Deputado do DEM/RJ foi nomeado relator do PDC 956/2018, que tramita na comissão de constituição e justiça e cidadania (CCJC)

Projeto de Decreto Legislativo de Sustação de Atos Normativos do Poder Executivo, PDC 956/2018, protocolado deputada Érika Kokay (PT/DF) com intenção de sustar os efeitos da CGPAR 23, aguarda o parecer do deputado Sóstenes Cavalcante, nomeado no dia último dia 20, relator do projeto.

Érika protocolou o PDC alegando que a resolução viola direitos assegurados em acordos coletivos de trabalho, estatutos e convenções que regulam as entidades de autogestão, como o Saúde Caixa.

A CGPAR 23

A publicação da resolução 23 da Comissão Interministerial de Governança Corporativa e de Administração de Participações Societárias da União (CGPAR) retira direitos dos trabalhadores das empresas estatais federais, como a Caixa.

As entidades representativas dos empregados de estatais federais, em setembro de 2018, apresentaram denúncia no Ministério Público do Trabalho contra os efeitos da Resolução 23. A queixa foi feita em nome de mais de três milhões de trabalhadores, aposentados e familiares, representados por suas entidades de classe, todos usuários de planos de saúde por autogestão, como o Saúde Caixa.

O documento aponta uma série de incoerências e infrações contidas na resolução CGPAR nº 23, tais como o desrespeito à livre negociação coletiva e à legislação setorial, a violação de direitos adquiridos, ausência de competência do Poder Executivo para legislar, entre outros pontos.

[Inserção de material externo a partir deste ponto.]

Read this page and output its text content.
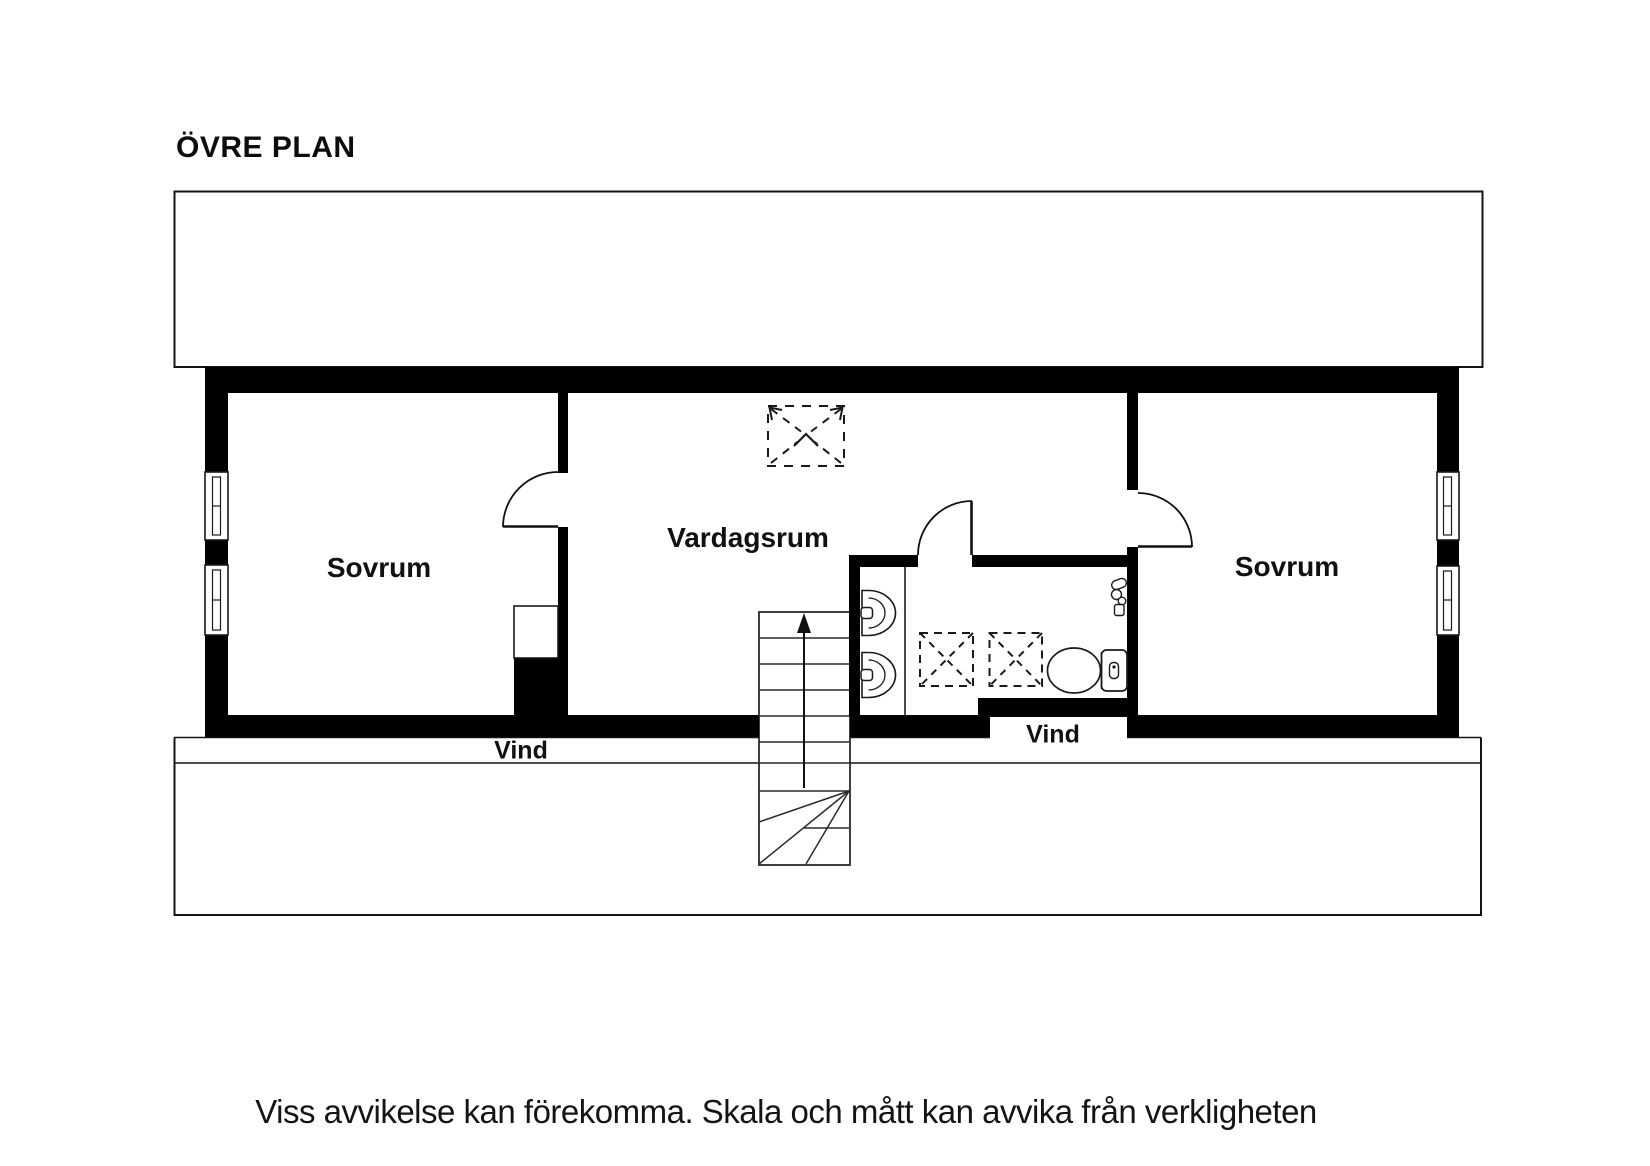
ÖVRE PLAN
Sovrum
Vardagsrum
Sovrum
Vind
Vind
Viss avvikelse kan förekomma. Skala och mått kan avvika från verkligheten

A Fenae voltou ao MPT no dia 13 desse mês para pressionar a entidade. Na ocasião, foi entregue documento explicando a denúncia, os malefícios da Cgpar 23 e dados sobre a situação de saúde dos trabalhadores da Caixa, incluindo ativos e aposentados, com informações levantadas em duas pesquisas encomendadas pela entidade.

A Federação também questionou a Caixa por negligenciar as condições de saúde de seus empregados e aposentados, e solicitou ao MPT que averiguasse os riscos da aplicação das diretrizes contidas na CGPAR 23, resolução do governo que recomenda às empresas estatais que limitem o investimento de recursos em programas de saúde para os trabalhadores.

Se as medidas propostas pelo governo federal forem implementadas, os programas de saúde das estatais serão encarecidos e, portanto, excludentes. Entre outros pontos, as resoluções determinam a proibição da adesão de novos contratados, a restrição do acesso a aposentados, cobranças por faixa etária, carências e franquias e, principalmente, a redução da participação das estatais no custeio da assistência médica.

A assessoria parlamentar da Fenae solicitou reunião com o relator para reafirmar a importância do projeto para que ele elabore um parecer favorável.